Yes, Kaffa. Sepertinya slogan yang kamu pilih benar-benar cocok untuk kedaimu ini. Hingga rasanya hatiku sakit setiap membaca slogan ini di papan depan kafemu. Karena slogan itu menyindirku dan mengingatkanku padamu. You got me, Kaffa, you always get me since the first time you show that quotes to me. I never forget the feeling I get here, for you Kaffa. Empat tahun sudah terlalu lama, Kaffa… aku merindukanmu… Setetes cairan bening akhirnya jatuh dari mataku. Membasahi kertas biru laut yang sudah kusam, tepat diatas namamu. Sehingga nama itu tidak jelas lagi dan menjadi kabur.
Kupalingkan wajahku dari kertas biru itu dan kusimpan kertas itu ke dalam tasku. Aku tidak boleh terus memandangnya, aku takut membasahi semua tulisan disana sehingga aku tidak bisa membaca surat darimu lagi.
            Saat itu, siluet seorang pria berkemeja memasuki kedai. Beberapa pelayan tersenyum padanya dan ia membalasnya dengan senyum dan anggukan. Postur tubuh itu… mata itu… senyum itu… Kaffa. Aku berhenti bernafas. Mana mungkin ia muncul tiba-tiba ketika aku sedang memikirkannya. Ah, rupanya aku sekarang jago berhalusinasi. Naya, bangunlah. Tidak mungkin Kaffa mendengar kau memanggilnya. Teori gila darimana lagi itu?

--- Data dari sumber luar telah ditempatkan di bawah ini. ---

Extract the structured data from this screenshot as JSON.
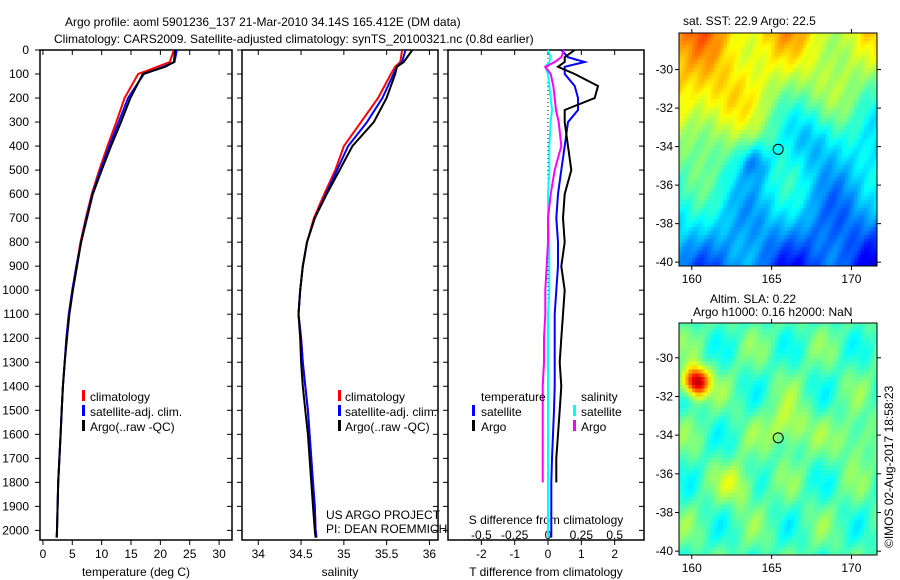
{
  "title_line1": "Argo profile: aoml 5901236_137 21-Mar-2010 34.14S 165.412E (DM data)",
  "title_line2": "Climatology: CARS2009. Satellite-adjusted climatology: synTS_20100321.nc (0.8d earlier)",
  "colors": {
    "climatology": "#ff0000",
    "satellite": "#0000ff",
    "argo": "#000000",
    "sal_satellite": "#00ffff",
    "sal_argo": "#ff00ff"
  },
  "project": {
    "line1": "US ARGO PROJECT",
    "line2": "PI: DEAN ROEMMICH"
  },
  "credit": "©IMOS 02-Aug-2017 18:58:23",
  "legend_profiles": [
    "climatology",
    "satellite-adj. clim.",
    "Argo(..raw -QC)"
  ],
  "legend_diff": {
    "temp_title": "temperature",
    "temp_sat": "satellite",
    "temp_argo": "Argo",
    "sal_title": "salinity",
    "sal_sat": "satellite",
    "sal_argo": "Argo"
  },
  "chart_data": [
    {
      "type": "line",
      "name": "temperature-profile",
      "xlabel": "temperature (deg C)",
      "ylabel": "",
      "xlim": [
        -0.5,
        32.2
      ],
      "ylim": [
        2040,
        0
      ],
      "xticks": [
        0,
        5,
        10,
        15,
        20,
        25,
        30
      ],
      "yticks": [
        0,
        100,
        200,
        300,
        400,
        500,
        600,
        700,
        800,
        900,
        1000,
        1100,
        1200,
        1300,
        1400,
        1500,
        1600,
        1700,
        1800,
        1900,
        2000
      ],
      "depth": [
        0,
        50,
        70,
        100,
        200,
        300,
        400,
        500,
        600,
        700,
        800,
        900,
        1000,
        1100,
        1200,
        1300,
        1400,
        1500,
        1600,
        1700,
        1800,
        1900,
        2000,
        2030
      ],
      "series": [
        {
          "name": "climatology",
          "color": "#ff0000",
          "values": [
            22.3,
            21.6,
            19.5,
            16.2,
            13.9,
            12.5,
            11.0,
            9.6,
            8.3,
            7.3,
            6.4,
            5.7,
            5.0,
            4.4,
            4.0,
            3.7,
            3.4,
            3.2,
            3.0,
            2.8,
            2.6,
            2.5,
            2.4,
            2.35
          ]
        },
        {
          "name": "satellite-adj. clim.",
          "color": "#0000ff",
          "values": [
            22.8,
            22.4,
            20.5,
            17.2,
            14.5,
            12.9,
            11.3,
            9.8,
            8.4,
            7.4,
            6.5,
            5.7,
            5.0,
            4.4,
            4.0,
            3.7,
            3.4,
            3.2,
            3.0,
            2.8,
            2.6,
            2.5,
            2.4,
            2.35
          ]
        },
        {
          "name": "Argo(..raw -QC)",
          "color": "#000000",
          "values": [
            22.5,
            22.3,
            20.8,
            17.0,
            14.9,
            13.3,
            11.6,
            10.0,
            8.5,
            7.5,
            6.5,
            5.8,
            5.1,
            4.5,
            4.1,
            3.7,
            3.4,
            3.2,
            3.0,
            2.8,
            2.6,
            2.5,
            2.4,
            2.35
          ]
        }
      ]
    },
    {
      "type": "line",
      "name": "salinity-profile",
      "xlabel": "salinity",
      "ylabel": "",
      "xlim": [
        33.81,
        36.1
      ],
      "ylim": [
        2040,
        0
      ],
      "xticks": [
        34,
        34.5,
        35,
        35.5,
        36
      ],
      "depth": [
        0,
        50,
        70,
        100,
        200,
        300,
        400,
        500,
        600,
        700,
        800,
        900,
        1000,
        1100,
        1200,
        1300,
        1400,
        1500,
        1600,
        1700,
        1800,
        1900,
        2000,
        2030
      ],
      "series": [
        {
          "name": "climatology",
          "color": "#ff0000",
          "values": [
            35.68,
            35.66,
            35.6,
            35.55,
            35.4,
            35.2,
            35.0,
            34.9,
            34.77,
            34.65,
            34.57,
            34.52,
            34.49,
            34.47,
            34.5,
            34.52,
            34.55,
            34.58,
            34.6,
            34.62,
            34.64,
            34.66,
            34.67,
            34.68
          ]
        },
        {
          "name": "satellite-adj. clim.",
          "color": "#0000ff",
          "values": [
            35.72,
            35.68,
            35.62,
            35.58,
            35.45,
            35.27,
            35.05,
            34.92,
            34.79,
            34.66,
            34.57,
            34.52,
            34.49,
            34.47,
            34.5,
            34.52,
            34.55,
            34.58,
            34.6,
            34.62,
            34.64,
            34.66,
            34.67,
            34.68
          ]
        },
        {
          "name": "Argo(..raw -QC)",
          "color": "#000000",
          "values": [
            35.8,
            35.7,
            35.62,
            35.6,
            35.5,
            35.35,
            35.1,
            34.95,
            34.8,
            34.66,
            34.57,
            34.52,
            34.49,
            34.47,
            34.49,
            34.5,
            34.52,
            34.55,
            34.58,
            34.6,
            34.62,
            34.64,
            34.66,
            34.67
          ]
        }
      ]
    },
    {
      "type": "line",
      "name": "difference-profile",
      "xlabel": "T difference from climatology",
      "x2label": "S difference from climatology",
      "xlim": [
        -3.0,
        2.88
      ],
      "ylim": [
        2040,
        0
      ],
      "xticks": [
        -2,
        -1,
        0,
        1,
        2
      ],
      "x2ticks": [
        -0.5,
        -0.25,
        0,
        0.25,
        0.5
      ],
      "x2tick_labels": [
        "-0.5",
        "-0.25",
        "0",
        "0.25",
        "0.5"
      ],
      "depth": [
        0,
        30,
        50,
        70,
        100,
        150,
        200,
        250,
        300,
        400,
        500,
        600,
        700,
        800,
        900,
        1000,
        1100,
        1200,
        1300,
        1400,
        1500,
        1600,
        1700,
        1800,
        1900,
        2000,
        2030
      ],
      "series": [
        {
          "name": "temperature satellite",
          "axis": "T",
          "color": "#0000ff",
          "values": [
            0.4,
            0.6,
            1.1,
            0.5,
            0.5,
            0.8,
            0.9,
            0.9,
            0.6,
            0.5,
            0.4,
            0.3,
            0.25,
            0.3,
            0.3,
            0.25,
            0.2,
            0.2,
            0.2,
            0.2,
            0.18,
            0.15,
            0.12,
            0.1,
            0.1,
            0.1,
            0.1
          ]
        },
        {
          "name": "temperature Argo",
          "axis": "T",
          "color": "#000000",
          "values": [
            0.8,
            0.5,
            0.5,
            0.3,
            0.8,
            1.5,
            1.4,
            0.5,
            0.5,
            0.6,
            0.7,
            0.5,
            0.45,
            0.5,
            0.4,
            0.5,
            0.45,
            0.4,
            0.35,
            0.4,
            0.35,
            0.3,
            0.25,
            0.25,
            null,
            null,
            null
          ]
        },
        {
          "name": "salinity satellite",
          "axis": "S",
          "color": "#00ffff",
          "values": [
            0.0,
            0.02,
            0.01,
            -0.02,
            0.0,
            0.01,
            0.02,
            0.03,
            0.02,
            0.01,
            0.01,
            0.0,
            0.0,
            0.01,
            0.01,
            0.01,
            0.0,
            0.0,
            0.0,
            0.0,
            0.0,
            0.0,
            0.0,
            0.0,
            0.0,
            0.0,
            0.0
          ]
        },
        {
          "name": "salinity Argo",
          "axis": "S",
          "color": "#ff00ff",
          "values": [
            0.12,
            0.1,
            0.05,
            -0.02,
            0.02,
            0.04,
            0.05,
            0.06,
            0.08,
            0.1,
            0.05,
            0.02,
            0.0,
            0.0,
            -0.01,
            -0.02,
            -0.02,
            -0.03,
            -0.03,
            -0.04,
            -0.04,
            -0.04,
            -0.04,
            -0.04,
            null,
            null,
            null
          ]
        }
      ]
    },
    {
      "type": "heatmap",
      "name": "sst-map",
      "title": "sat. SST: 22.9 Argo: 22.5",
      "xlim": [
        159.2,
        171.6
      ],
      "ylim": [
        -40.2,
        -28.1
      ],
      "xticks": [
        160,
        165,
        170
      ],
      "yticks": [
        -30,
        -32,
        -34,
        -36,
        -38,
        -40
      ],
      "marker": {
        "lon": 165.412,
        "lat": -34.14
      }
    },
    {
      "type": "heatmap",
      "name": "sla-map",
      "title_line1": "Altim. SLA: 0.22",
      "title_line2": "Argo h1000: 0.16 h2000: NaN",
      "xlim": [
        159.2,
        171.6
      ],
      "ylim": [
        -40.2,
        -28.2
      ],
      "xticks": [
        160,
        165,
        170
      ],
      "yticks": [
        -30,
        -32,
        -34,
        -36,
        -38,
        -40
      ],
      "marker": {
        "lon": 165.412,
        "lat": -34.14
      }
    }
  ]
}
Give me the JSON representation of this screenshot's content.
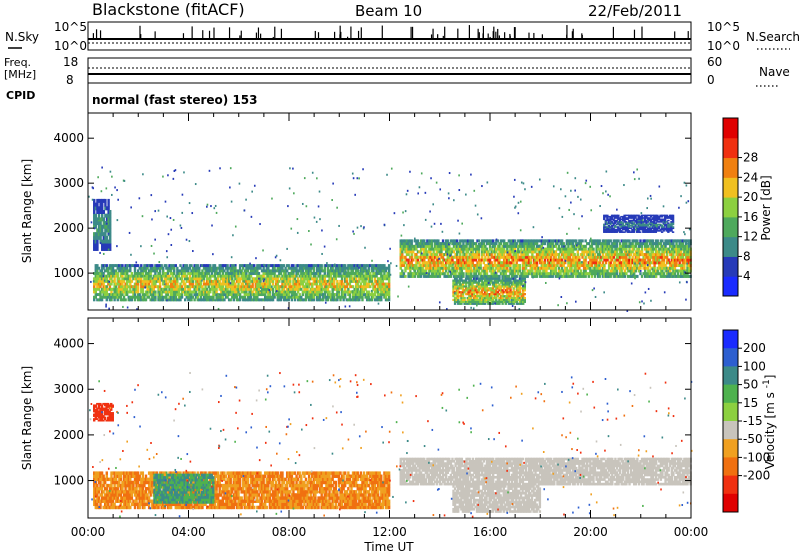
{
  "header": {
    "station": "Blackstone (fitACF)",
    "beam": "Beam 10",
    "date": "22/Feb/2011"
  },
  "nsky_panel": {
    "left_label": "N.Sky",
    "right_label": "N.Search",
    "left_ticks": [
      "10^5",
      "10^0"
    ],
    "right_ticks": [
      "10^5",
      "10^0"
    ]
  },
  "freq_panel": {
    "left_label_1": "Freq.",
    "left_label_2": "[MHz]",
    "right_label": "Nave",
    "left_ticks": [
      "18",
      "8"
    ],
    "right_ticks": [
      "60",
      "0"
    ]
  },
  "cpid": {
    "label": "CPID",
    "value": "normal (fast stereo) 153"
  },
  "chart_data": [
    {
      "type": "heatmap",
      "title": "",
      "xlabel": "",
      "ylabel": "Slant Range [km]",
      "xlim": [
        0,
        24
      ],
      "ylim": [
        180,
        4560
      ],
      "yticks": [
        1000,
        2000,
        3000,
        4000
      ],
      "colorbar": {
        "label": "Power [dB]",
        "ticks": [
          "4",
          "8",
          "12",
          "16",
          "20",
          "24",
          "28"
        ],
        "colors": [
          "#1a2bff",
          "#263ab8",
          "#3c8a88",
          "#4ea95c",
          "#8cd040",
          "#f0c020",
          "#f08010",
          "#f03010",
          "#e00000"
        ]
      },
      "echo_regions_km": [
        {
          "t0": 0.2,
          "t1": 12.0,
          "r_lo": 380,
          "r_hi": 1200,
          "peak_db": 24
        },
        {
          "t0": 0.2,
          "t1": 0.9,
          "r_lo": 1500,
          "r_hi": 2650,
          "peak_db": 12
        },
        {
          "t0": 12.4,
          "t1": 24.0,
          "r_lo": 900,
          "r_hi": 1750,
          "peak_db": 28
        },
        {
          "t0": 14.5,
          "t1": 17.4,
          "r_lo": 300,
          "r_hi": 900,
          "peak_db": 28
        },
        {
          "t0": 20.5,
          "t1": 23.3,
          "r_lo": 1900,
          "r_hi": 2300,
          "peak_db": 8
        }
      ]
    },
    {
      "type": "heatmap",
      "title": "",
      "xlabel": "Time UT",
      "ylabel": "Slant Range [km]",
      "xlim": [
        0,
        24
      ],
      "ylim": [
        180,
        4560
      ],
      "yticks": [
        1000,
        2000,
        3000,
        4000
      ],
      "xticks": [
        "00:00",
        "04:00",
        "08:00",
        "12:00",
        "16:00",
        "20:00",
        "00:00"
      ],
      "colorbar": {
        "label": "Velocity [m s^-1]",
        "ticks": [
          "200",
          "100",
          "50",
          "15",
          "-15",
          "-50",
          "-100",
          "-200"
        ],
        "colors": [
          "#1a2bff",
          "#2d5fd0",
          "#3c8a88",
          "#4eb24e",
          "#8cd040",
          "#c8c4bc",
          "#f0a020",
          "#f07010",
          "#f03010",
          "#e00000"
        ]
      },
      "echo_regions_km": [
        {
          "t0": 0.2,
          "t1": 12.0,
          "r_lo": 380,
          "r_hi": 1200,
          "vel": -50
        },
        {
          "t0": 2.6,
          "t1": 5.0,
          "r_lo": 500,
          "r_hi": 1150,
          "vel": 50
        },
        {
          "t0": 0.2,
          "t1": 1.0,
          "r_lo": 2300,
          "r_hi": 2700,
          "vel": -150
        },
        {
          "t0": 12.4,
          "t1": 24.0,
          "r_lo": 900,
          "r_hi": 1500,
          "vel": 0
        },
        {
          "t0": 14.5,
          "t1": 18.0,
          "r_lo": 300,
          "r_hi": 900,
          "vel": 0
        }
      ]
    }
  ]
}
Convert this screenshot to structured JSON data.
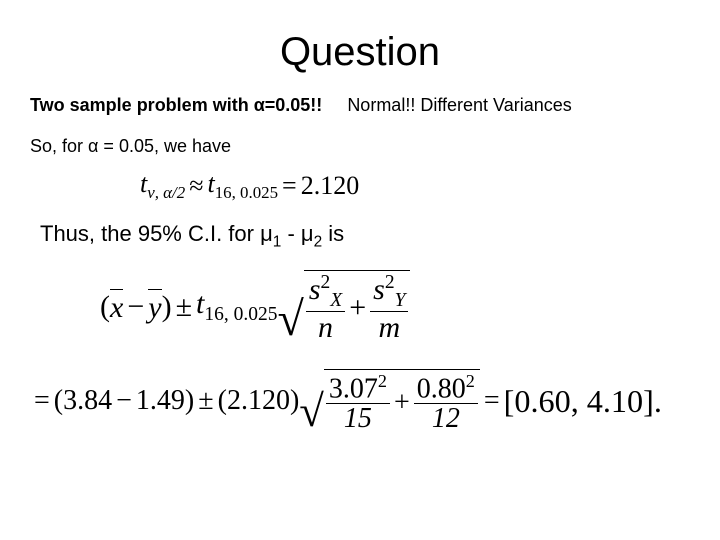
{
  "title": "Question",
  "line1a": "Two sample problem with α=0.05!!",
  "line1b": "Normal!! Different Variances",
  "line2": "So, for α = 0.05, we have",
  "line3_pre": "Thus, the 95% C.I. for μ",
  "line3_sub1": "1",
  "line3_mid": " - μ",
  "line3_sub2": "2",
  "line3_post": " is",
  "eq1": {
    "t": "t",
    "sub_left": "ν, α/2",
    "approx": "≈",
    "sub_right": "16, 0.025",
    "eq": "=",
    "val": "2.120"
  },
  "eq2": {
    "lpar": "(",
    "xbar": "x",
    "minus": "−",
    "ybar": "y",
    "rpar": ")",
    "pm": "±",
    "t": "t",
    "tsub": "16, 0.025",
    "sX2_top": "s",
    "sX2_sub": "X",
    "sX2_sup": "2",
    "n": "n",
    "plus": "+",
    "sY2_top": "s",
    "sY2_sub": "Y",
    "sY2_sup": "2",
    "m": "m"
  },
  "eq3": {
    "eq": "=",
    "open": "(",
    "a": "3.84",
    "minus": "−",
    "b": "1.49",
    "close": ")",
    "pm": "±",
    "open2": "(",
    "tval": "2.120",
    "close2": ")",
    "f1n": "3.07",
    "f1sup": "2",
    "f1d": "15",
    "plus": "+",
    "f2n": "0.80",
    "f2sup": "2",
    "f2d": "12",
    "eq2": "=",
    "result": "[0.60, 4.10]."
  }
}
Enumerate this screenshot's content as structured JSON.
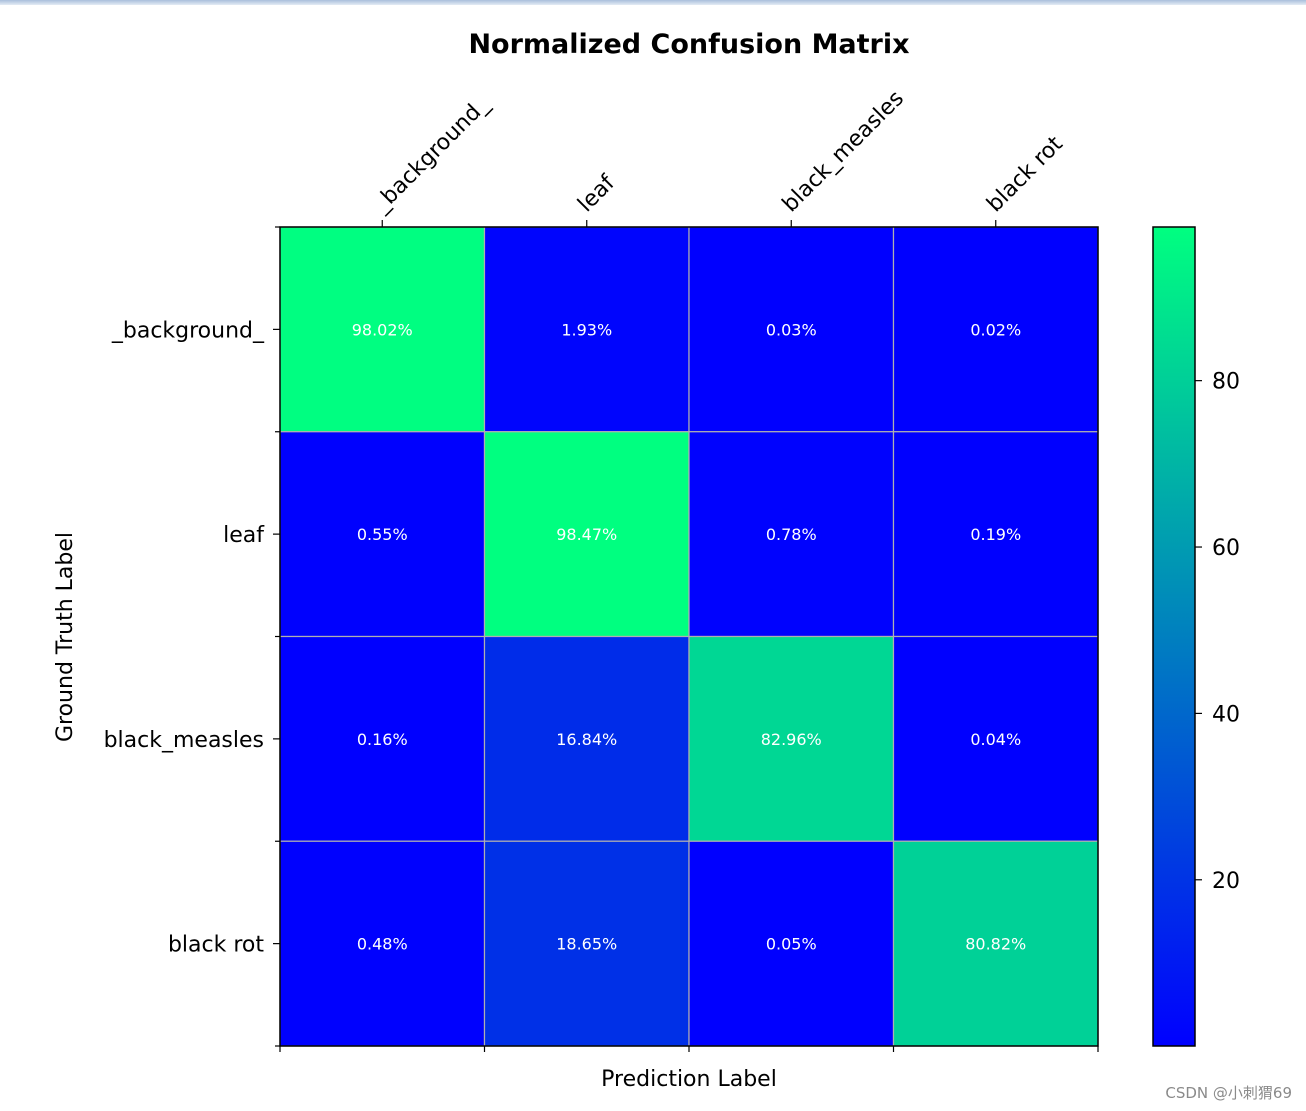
{
  "chart_data": {
    "type": "heatmap",
    "title": "Normalized Confusion Matrix",
    "xlabel": "Prediction Label",
    "ylabel": "Ground Truth Label",
    "x_categories": [
      "_background_",
      "leaf",
      "black_measles",
      "black rot"
    ],
    "y_categories": [
      "_background_",
      "leaf",
      "black_measles",
      "black rot"
    ],
    "values": [
      [
        98.02,
        1.93,
        0.03,
        0.02
      ],
      [
        0.55,
        98.47,
        0.78,
        0.19
      ],
      [
        0.16,
        16.84,
        82.96,
        0.04
      ],
      [
        0.48,
        18.65,
        0.05,
        80.82
      ]
    ],
    "labels": [
      [
        "98.02%",
        "1.93%",
        "0.03%",
        "0.02%"
      ],
      [
        "0.55%",
        "98.47%",
        "0.78%",
        "0.19%"
      ],
      [
        "0.16%",
        "16.84%",
        "82.96%",
        "0.04%"
      ],
      [
        "0.48%",
        "18.65%",
        "0.05%",
        "80.82%"
      ]
    ],
    "colormap": "winter",
    "color_range": [
      0.02,
      98.47
    ],
    "colorbar_ticks": [
      20,
      40,
      60,
      80
    ],
    "colormap_low": "#0000ff",
    "colormap_high": "#00ff80",
    "annotation_color": "#ffffff",
    "grid": true
  },
  "watermark": "CSDN @小刺猬69"
}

Aku mencubit tanganku, sakit. Aku menghembuskan napas lega. Berarti itu memang Kaffa. Berarti aku memang gila karena sepertinya mempercayai teori gila yang baru saja kubuat. Aku bersiap untuk menemuinya ketika kulihat seseorang keluar dari arah dapur dan memeluk Kaffa hangat. Perempuan itu tersenyum pada Kaffa dan Kaffa mengelus puncak kepalanya lembut. Aku nanar.
“Mungkin memang ku cinta, mungkin memang ku sesali, pernah tak hiraukan rasamu dulu… Aku hanya ingkari, kata hatiku saja, tapi mengapa kini… cinta datang terlambat.”
Aku terdiam di tempat dengan pandangan kosong. Kepalaku sudah dipenuhi dengan penyesalan dan kesedihan. Mungkin aku harus membakar surat Kaffa setelah ini. Yah, aku tidak boleh menginginkan milik orang lain, kan? Dan sekarang, setelah ia melepas pelukannya, laki-laki itu memandangku dari seberang ruangan. Entah bagaimana ia bisa menemukanku diantara sesaknya orang disini. Mata kami bertemu ketika setetes cairan bening lagi-lagi keluar dari mataku. Hatiku pilu. Aku sibuk berspekulasi tanpa menyadari bahwa perempuan tadi sebenarnya adik Kaffa.